Janine n’a pas encore fini de parler. Plein de projets grouillent dans sa tête. « Après l’album, ce sera le tour d’un film en français dont je tiens le rôle principal : Khloé, du nom d’une déesse grecque, coécrit avec Riad Bahsoun et filmé entre Beyrouth, Paris et New York. Nous sommes entrés dans la phase de la production avec StudioCanal LGM et JRW Entertainment », poursuit-elle. Le film commence en Orient et se termine en Occident, traitant avec plein d’émotions l’âge d’une femme, son amour, sa déception, la trahison, etc. dans les menus détails. Janine ajoute : « J’ai eu une proposition de film sur la vie de Dalida. Mais j’ai préféré m’éloigner parce qu’il y a trop de ressemblance avec elle, alors que j’ai besoin de révéler ma propre identité. Par contre, j’aimerais bien jouer le rôle de Dalida, dans une étape particulière de sa vie, peut-être la période qui l’a liée à François Mitterrand ». Il semble que les rêves de Janine sont sans fin, car elle pense déjà à une coproduction d’une trilogie d’un film américain … Inch Allah dans le futur très proche ...

Mireille Bridi

 

 

 

Jalons

 

14 novembre … : Naissance à Beyrouth.

2005 : Etudes de théâtre musical au Conservatoire national Herbert Berghof à New York.

2007 : Fondation de la maison de production Rockworld, et lancement de l’album Salam (salut).

Fin 2008 : Sortie de son deuxième clip Ya sareq omri.

2009 : Lancement de son troisième clip Enta ya.

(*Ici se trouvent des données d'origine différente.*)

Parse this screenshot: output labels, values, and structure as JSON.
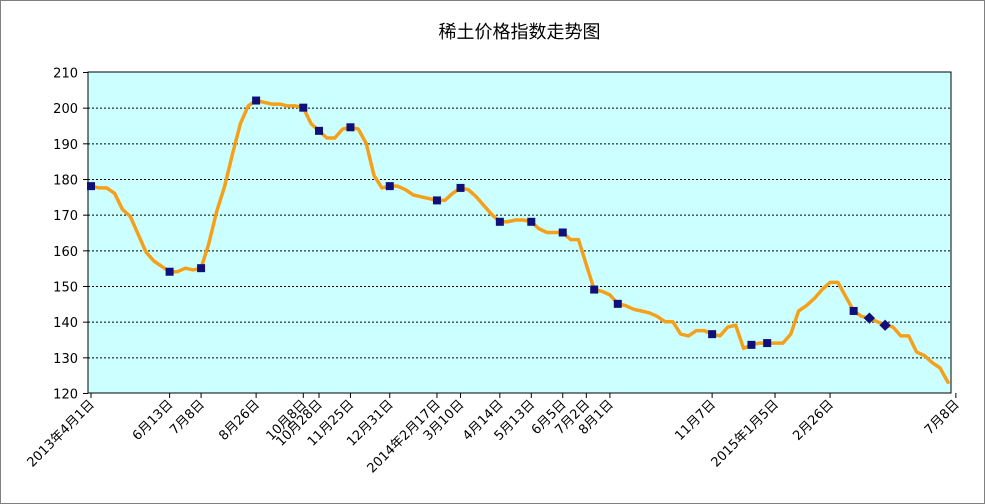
{
  "chart_data": {
    "type": "line",
    "title": "稀土价格指数走势图",
    "xlabel": "",
    "ylabel": "",
    "ylim": [
      120,
      210
    ],
    "yticks": [
      120,
      130,
      140,
      150,
      160,
      170,
      180,
      190,
      200,
      210
    ],
    "grid": true,
    "legend": "none",
    "colors": {
      "line": "#f5a01a",
      "marker": "#10107a",
      "plot_bg": "#ccffff",
      "grid": "#000000"
    },
    "x_tick_labels": [
      {
        "i": 0,
        "label": "2013年4月1日"
      },
      {
        "i": 10,
        "label": "6月13日"
      },
      {
        "i": 14,
        "label": "7月8日"
      },
      {
        "i": 21,
        "label": "8月26日"
      },
      {
        "i": 27,
        "label": "10月8日"
      },
      {
        "i": 29,
        "label": "10月28日"
      },
      {
        "i": 33,
        "label": "11月25日"
      },
      {
        "i": 38,
        "label": "12月31日"
      },
      {
        "i": 44,
        "label": "2014年2月17日"
      },
      {
        "i": 47,
        "label": "3月10日"
      },
      {
        "i": 52,
        "label": "4月14日"
      },
      {
        "i": 56,
        "label": "5月13日"
      },
      {
        "i": 60,
        "label": "6月5日"
      },
      {
        "i": 63,
        "label": "7月2日"
      },
      {
        "i": 66,
        "label": "8月1日"
      },
      {
        "i": 79,
        "label": "11月7日"
      },
      {
        "i": 87,
        "label": "2015年1月5日"
      },
      {
        "i": 94,
        "label": "2月26日"
      },
      {
        "i": 110,
        "label": "7月8日"
      }
    ],
    "series": [
      {
        "values": [
          178,
          177.5,
          177.5,
          176,
          171.5,
          169.5,
          164.5,
          159.5,
          157,
          155.5,
          154,
          154,
          155,
          154.5,
          155,
          162,
          171,
          178,
          187,
          195.5,
          200.5,
          202,
          201.5,
          201,
          201,
          200.5,
          200.5,
          200,
          195.5,
          193.5,
          191.5,
          191.5,
          194,
          194.5,
          194,
          190,
          181,
          177.5,
          178,
          178,
          177,
          175.5,
          175,
          174.5,
          174,
          174,
          176,
          177.5,
          177,
          175,
          172.5,
          170,
          168,
          168,
          168.5,
          168.5,
          168,
          166,
          165,
          165,
          165,
          163,
          163,
          156,
          149,
          148.5,
          147.5,
          145,
          144.5,
          143.5,
          143,
          142.5,
          141.5,
          140,
          140,
          136.5,
          136,
          137.5,
          137.5,
          136.5,
          136,
          138.5,
          139,
          132.5,
          133.5,
          134,
          134,
          134,
          134,
          136.5,
          143,
          144.5,
          146.5,
          149,
          151,
          151,
          147,
          143,
          141.5,
          141,
          140,
          139,
          138.5,
          136,
          136,
          131.5,
          130.5,
          128.5,
          127,
          123
        ],
        "markers": [
          {
            "i": 0,
            "shape": "square"
          },
          {
            "i": 10,
            "shape": "square"
          },
          {
            "i": 14,
            "shape": "square"
          },
          {
            "i": 21,
            "shape": "square"
          },
          {
            "i": 27,
            "shape": "square"
          },
          {
            "i": 29,
            "shape": "square"
          },
          {
            "i": 33,
            "shape": "square"
          },
          {
            "i": 38,
            "shape": "square"
          },
          {
            "i": 44,
            "shape": "square"
          },
          {
            "i": 47,
            "shape": "square"
          },
          {
            "i": 52,
            "shape": "square"
          },
          {
            "i": 56,
            "shape": "square"
          },
          {
            "i": 60,
            "shape": "square"
          },
          {
            "i": 64,
            "shape": "square"
          },
          {
            "i": 67,
            "shape": "square"
          },
          {
            "i": 79,
            "shape": "square"
          },
          {
            "i": 84,
            "shape": "square"
          },
          {
            "i": 86,
            "shape": "square"
          },
          {
            "i": 97,
            "shape": "square"
          },
          {
            "i": 99,
            "shape": "diamond"
          },
          {
            "i": 101,
            "shape": "diamond"
          }
        ]
      }
    ]
  }
}
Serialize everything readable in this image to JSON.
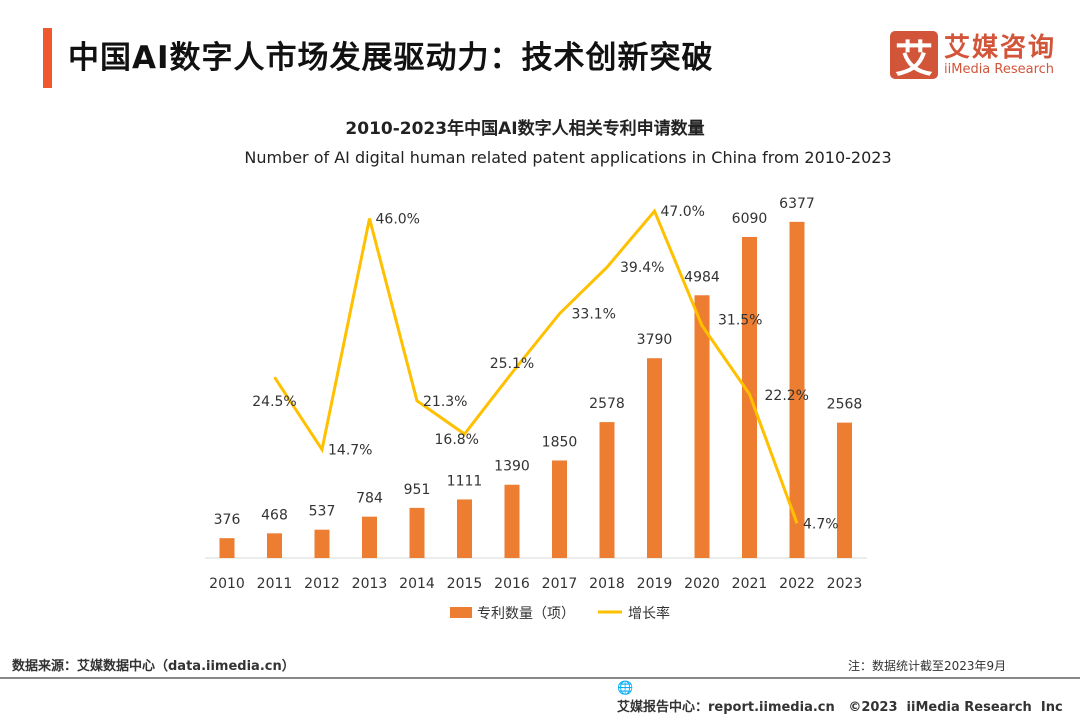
{
  "header": {
    "title": "中国AI数字人市场发展驱动力：技术创新突破",
    "logo_cn": "艾媒咨询",
    "logo_en": "iiMedia Research",
    "logo_mark": "艾"
  },
  "chart_data": {
    "type": "bar+line",
    "title": "2010-2023年中国AI数字人相关专利申请数量",
    "subtitle": "Number of AI digital human related patent applications in China from 2010-2023",
    "categories": [
      "2010",
      "2011",
      "2012",
      "2013",
      "2014",
      "2015",
      "2016",
      "2017",
      "2018",
      "2019",
      "2020",
      "2021",
      "2022",
      "2023"
    ],
    "series": [
      {
        "name": "专利数量（项）",
        "type": "bar",
        "color": "#ED7D31",
        "values": [
          376,
          468,
          537,
          784,
          951,
          1111,
          1390,
          1850,
          2578,
          3790,
          4984,
          6090,
          6377,
          2568
        ]
      },
      {
        "name": "增长率",
        "type": "line",
        "color": "#FFC000",
        "values": [
          null,
          24.5,
          14.7,
          46.0,
          21.3,
          16.8,
          25.1,
          33.1,
          39.4,
          47.0,
          31.5,
          22.2,
          4.7,
          null
        ],
        "labels": [
          "",
          "24.5%",
          "14.7%",
          "46.0%",
          "21.3%",
          "16.8%",
          "25.1%",
          "33.1%",
          "39.4%",
          "47.0%",
          "31.5%",
          "22.2%",
          "4.7%",
          ""
        ]
      }
    ],
    "ylim": [
      0,
      7000
    ],
    "y2lim": [
      0,
      50
    ],
    "grid": false,
    "legend": "bottom"
  },
  "footer": {
    "source": "数据来源：艾媒数据中心（data.iimedia.cn）",
    "note": "注：数据统计截至2023年9月",
    "report": "艾媒报告中心：report.iimedia.cn   ©2023  iiMedia Research  Inc"
  }
}
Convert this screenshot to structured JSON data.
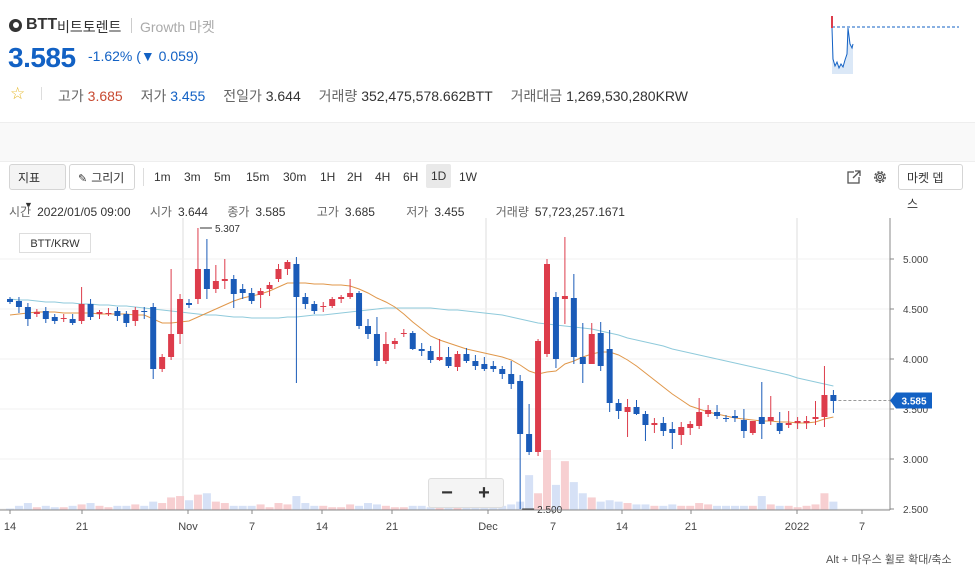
{
  "coin": {
    "symbol": "BTT",
    "name_kr": "비트토렌트",
    "market": "Growth 마켓"
  },
  "price": {
    "current": "3.585",
    "change_pct": "-1.62%",
    "change_abs": "(▼ 0.059)"
  },
  "stats": {
    "high_label": "고가",
    "high": "3.685",
    "low_label": "저가",
    "low": "3.455",
    "prev_label": "전일가",
    "prev": "3.644",
    "volume_label": "거래량",
    "volume": "352,475,578.662",
    "volume_unit": "BTT",
    "value_label": "거래대금",
    "value": "1,269,530,280",
    "value_unit": "KRW"
  },
  "toolbar": {
    "indicator_label": "지표",
    "draw_label": "그리기",
    "intervals": [
      "1m",
      "3m",
      "5m",
      "15m",
      "30m",
      "1H",
      "2H",
      "4H",
      "6H",
      "1D",
      "1W"
    ],
    "selected_interval": "1D",
    "depth_label": "마켓 뎁스"
  },
  "ohlc": {
    "time_label": "시간",
    "time": "2022/01/05 09:00",
    "open_label": "시가",
    "open": "3.644",
    "close_label": "종가",
    "close": "3.585",
    "high_label": "고가",
    "high": "3.685",
    "low_label": "저가",
    "low": "3.455",
    "vol_label": "거래량",
    "vol": "57,723,257.1671"
  },
  "pair_label": "BTT/KRW",
  "hint": "Alt + 마우스 휠로 확대/축소",
  "zoom": {
    "minus": "−",
    "plus": "+"
  },
  "colors": {
    "up": "#dd3c4b",
    "down": "#1a5bb8",
    "accent": "#1261c4",
    "ma_short": "#e0974a",
    "ma_long": "#8fcadb"
  },
  "chart_data": {
    "type": "candlestick",
    "y_ticks": [
      "2.500",
      "3.000",
      "3.500",
      "4.000",
      "4.500",
      "5.000"
    ],
    "x_ticks": [
      "14",
      "21",
      "Nov",
      "7",
      "14",
      "21",
      "Dec",
      "7",
      "14",
      "21",
      "2022",
      "7"
    ],
    "annotations": {
      "max": "5.307",
      "min": "2.500"
    },
    "last_price": "3.585",
    "candles": [
      [
        4.6,
        4.62,
        4.55,
        4.57
      ],
      [
        4.58,
        4.62,
        4.46,
        4.52
      ],
      [
        4.52,
        4.56,
        4.33,
        4.4
      ],
      [
        4.45,
        4.5,
        4.42,
        4.47
      ],
      [
        4.48,
        4.52,
        4.36,
        4.4
      ],
      [
        4.42,
        4.45,
        4.35,
        4.38
      ],
      [
        4.4,
        4.45,
        4.37,
        4.41
      ],
      [
        4.4,
        4.45,
        4.34,
        4.36
      ],
      [
        4.38,
        4.72,
        4.35,
        4.55
      ],
      [
        4.55,
        4.6,
        4.39,
        4.42
      ],
      [
        4.45,
        4.49,
        4.4,
        4.47
      ],
      [
        4.46,
        4.51,
        4.43,
        4.46
      ],
      [
        4.48,
        4.52,
        4.38,
        4.43
      ],
      [
        4.45,
        4.48,
        4.32,
        4.36
      ],
      [
        4.38,
        4.52,
        4.33,
        4.49
      ],
      [
        4.48,
        4.52,
        4.4,
        4.47
      ],
      [
        4.52,
        4.56,
        3.8,
        3.9
      ],
      [
        3.9,
        4.05,
        3.87,
        4.02
      ],
      [
        4.02,
        4.9,
        3.99,
        4.25
      ],
      [
        4.25,
        4.65,
        4.15,
        4.6
      ],
      [
        4.56,
        4.6,
        4.51,
        4.54
      ],
      [
        4.6,
        5.31,
        4.55,
        4.9
      ],
      [
        4.9,
        5.2,
        4.6,
        4.7
      ],
      [
        4.7,
        4.94,
        4.66,
        4.78
      ],
      [
        4.78,
        5.0,
        4.7,
        4.8
      ],
      [
        4.8,
        4.84,
        4.51,
        4.65
      ],
      [
        4.7,
        4.75,
        4.6,
        4.66
      ],
      [
        4.66,
        4.71,
        4.55,
        4.58
      ],
      [
        4.64,
        4.71,
        4.51,
        4.68
      ],
      [
        4.7,
        4.77,
        4.63,
        4.74
      ],
      [
        4.8,
        4.95,
        4.77,
        4.9
      ],
      [
        4.9,
        4.99,
        4.84,
        4.97
      ],
      [
        4.95,
        5.02,
        3.76,
        4.62
      ],
      [
        4.62,
        4.66,
        4.5,
        4.55
      ],
      [
        4.55,
        4.58,
        4.45,
        4.48
      ],
      [
        4.52,
        4.57,
        4.47,
        4.53
      ],
      [
        4.53,
        4.62,
        4.51,
        4.6
      ],
      [
        4.6,
        4.64,
        4.56,
        4.62
      ],
      [
        4.62,
        4.8,
        4.6,
        4.66
      ],
      [
        4.66,
        4.68,
        4.3,
        4.33
      ],
      [
        4.33,
        4.4,
        4.2,
        4.25
      ],
      [
        4.25,
        4.42,
        3.93,
        3.98
      ],
      [
        3.98,
        4.27,
        3.95,
        4.15
      ],
      [
        4.15,
        4.21,
        4.1,
        4.18
      ],
      [
        4.25,
        4.3,
        4.22,
        4.26
      ],
      [
        4.26,
        4.28,
        4.09,
        4.1
      ],
      [
        4.1,
        4.16,
        4.03,
        4.08
      ],
      [
        4.08,
        4.13,
        3.96,
        3.99
      ],
      [
        3.99,
        4.2,
        3.98,
        4.02
      ],
      [
        4.02,
        4.12,
        3.91,
        3.93
      ],
      [
        3.92,
        4.08,
        3.88,
        4.05
      ],
      [
        4.05,
        4.11,
        3.96,
        3.98
      ],
      [
        3.98,
        4.04,
        3.89,
        3.93
      ],
      [
        3.95,
        4.02,
        3.88,
        3.9
      ],
      [
        3.93,
        3.98,
        3.87,
        3.9
      ],
      [
        3.9,
        3.93,
        3.8,
        3.85
      ],
      [
        3.85,
        3.98,
        3.7,
        3.75
      ],
      [
        3.78,
        3.84,
        2.5,
        3.25
      ],
      [
        3.25,
        3.55,
        3.04,
        3.07
      ],
      [
        3.07,
        4.2,
        3.03,
        4.18
      ],
      [
        4.05,
        5.0,
        4.02,
        4.95
      ],
      [
        4.62,
        4.67,
        3.91,
        4.0
      ],
      [
        4.6,
        5.22,
        4.35,
        4.63
      ],
      [
        4.61,
        4.85,
        3.95,
        4.02
      ],
      [
        4.02,
        4.36,
        3.76,
        3.95
      ],
      [
        3.95,
        4.36,
        3.95,
        4.25
      ],
      [
        4.26,
        4.37,
        3.88,
        3.93
      ],
      [
        4.1,
        4.29,
        3.47,
        3.56
      ],
      [
        3.56,
        3.6,
        3.4,
        3.48
      ],
      [
        3.47,
        3.6,
        3.22,
        3.52
      ],
      [
        3.52,
        3.59,
        3.44,
        3.45
      ],
      [
        3.45,
        3.48,
        3.18,
        3.34
      ],
      [
        3.34,
        3.41,
        3.26,
        3.36
      ],
      [
        3.36,
        3.42,
        3.23,
        3.28
      ],
      [
        3.3,
        3.37,
        3.1,
        3.26
      ],
      [
        3.24,
        3.37,
        3.14,
        3.32
      ],
      [
        3.31,
        3.38,
        3.24,
        3.35
      ],
      [
        3.33,
        3.61,
        3.3,
        3.47
      ],
      [
        3.45,
        3.54,
        3.42,
        3.49
      ],
      [
        3.47,
        3.54,
        3.4,
        3.43
      ],
      [
        3.41,
        3.44,
        3.37,
        3.4
      ],
      [
        3.43,
        3.49,
        3.37,
        3.41
      ],
      [
        3.39,
        3.5,
        3.21,
        3.28
      ],
      [
        3.26,
        3.38,
        3.24,
        3.38
      ],
      [
        3.42,
        3.77,
        3.2,
        3.35
      ],
      [
        3.38,
        3.63,
        3.34,
        3.42
      ],
      [
        3.36,
        3.47,
        3.25,
        3.28
      ],
      [
        3.34,
        3.48,
        3.31,
        3.36
      ],
      [
        3.36,
        3.42,
        3.3,
        3.38
      ],
      [
        3.36,
        3.43,
        3.3,
        3.38
      ],
      [
        3.4,
        3.58,
        3.34,
        3.42
      ],
      [
        3.42,
        3.93,
        3.32,
        3.64
      ],
      [
        3.64,
        3.69,
        3.46,
        3.58
      ]
    ],
    "ma_short": [
      4.44,
      4.45,
      4.46,
      4.47,
      4.47,
      4.47,
      4.46,
      4.46,
      4.46,
      4.46,
      4.45,
      4.45,
      4.45,
      4.45,
      4.44,
      4.44,
      4.4,
      4.36,
      4.36,
      4.37,
      4.38,
      4.42,
      4.46,
      4.5,
      4.54,
      4.58,
      4.61,
      4.63,
      4.65,
      4.68,
      4.72,
      4.76,
      4.76,
      4.76,
      4.75,
      4.75,
      4.74,
      4.74,
      4.73,
      4.7,
      4.66,
      4.61,
      4.57,
      4.52,
      4.45,
      4.37,
      4.3,
      4.23,
      4.19,
      4.16,
      4.13,
      4.1,
      4.08,
      4.06,
      4.04,
      4.02,
      3.99,
      3.94,
      3.88,
      3.85,
      3.87,
      3.88,
      3.95,
      3.98,
      4.02,
      4.05,
      4.07,
      4.07,
      4.04,
      3.99,
      3.93,
      3.86,
      3.79,
      3.72,
      3.65,
      3.59,
      3.53,
      3.5,
      3.47,
      3.45,
      3.43,
      3.41,
      3.4,
      3.39,
      3.38,
      3.38,
      3.37,
      3.37,
      3.36,
      3.36,
      3.37,
      3.4,
      3.42
    ],
    "ma_long": [
      4.6,
      4.59,
      4.59,
      4.58,
      4.57,
      4.57,
      4.56,
      4.56,
      4.55,
      4.55,
      4.54,
      4.54,
      4.53,
      4.53,
      4.52,
      4.51,
      4.5,
      4.49,
      4.48,
      4.47,
      4.46,
      4.45,
      4.44,
      4.44,
      4.43,
      4.42,
      4.42,
      4.41,
      4.41,
      4.41,
      4.41,
      4.42,
      4.42,
      4.43,
      4.44,
      4.44,
      4.45,
      4.46,
      4.47,
      4.48,
      4.49,
      4.5,
      4.51,
      4.51,
      4.51,
      4.51,
      4.51,
      4.51,
      4.5,
      4.49,
      4.49,
      4.48,
      4.47,
      4.46,
      4.45,
      4.44,
      4.42,
      4.4,
      4.38,
      4.36,
      4.35,
      4.34,
      4.33,
      4.32,
      4.31,
      4.3,
      4.28,
      4.26,
      4.24,
      4.21,
      4.19,
      4.17,
      4.15,
      4.13,
      4.1,
      4.08,
      4.06,
      4.04,
      4.02,
      4.0,
      3.98,
      3.96,
      3.94,
      3.92,
      3.9,
      3.88,
      3.86,
      3.84,
      3.81,
      3.79,
      3.77,
      3.75,
      3.73
    ],
    "volume": [
      0.1,
      0.3,
      0.5,
      0.2,
      0.3,
      0.2,
      0.2,
      0.3,
      0.4,
      0.5,
      0.3,
      0.2,
      0.3,
      0.3,
      0.4,
      0.3,
      0.6,
      0.5,
      0.9,
      1.0,
      0.7,
      1.1,
      1.2,
      0.6,
      0.5,
      0.3,
      0.3,
      0.3,
      0.4,
      0.2,
      0.5,
      0.4,
      1.0,
      0.5,
      0.3,
      0.3,
      0.2,
      0.2,
      0.4,
      0.3,
      0.5,
      0.4,
      0.3,
      0.2,
      0.2,
      0.3,
      0.3,
      0.2,
      0.3,
      0.2,
      0.2,
      0.2,
      0.2,
      0.3,
      0.3,
      0.3,
      0.4,
      0.6,
      2.5,
      1.2,
      4.3,
      1.8,
      3.5,
      2.0,
      1.2,
      0.9,
      0.6,
      0.7,
      0.6,
      0.5,
      0.4,
      0.4,
      0.3,
      0.3,
      0.4,
      0.3,
      0.3,
      0.5,
      0.4,
      0.3,
      0.3,
      0.3,
      0.3,
      0.3,
      1.0,
      0.4,
      0.3,
      0.3,
      0.2,
      0.3,
      0.4,
      1.2,
      0.6
    ]
  }
}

2010-2011 : Chorégraphie musicale Gebran, lawhet omr, opéra ballet joué en Europe, aux Etats-Unis et au Moyen-Orient, notamment au Liban, au Festival international de Batroun.

2012 : Clip Regard sur le Printemps arabe, écrit, produit et dirigé par Janine D. et le film Cloclo, une coproduction cinématographique française.

2012 : Production du second album Raksa et du film Khloé.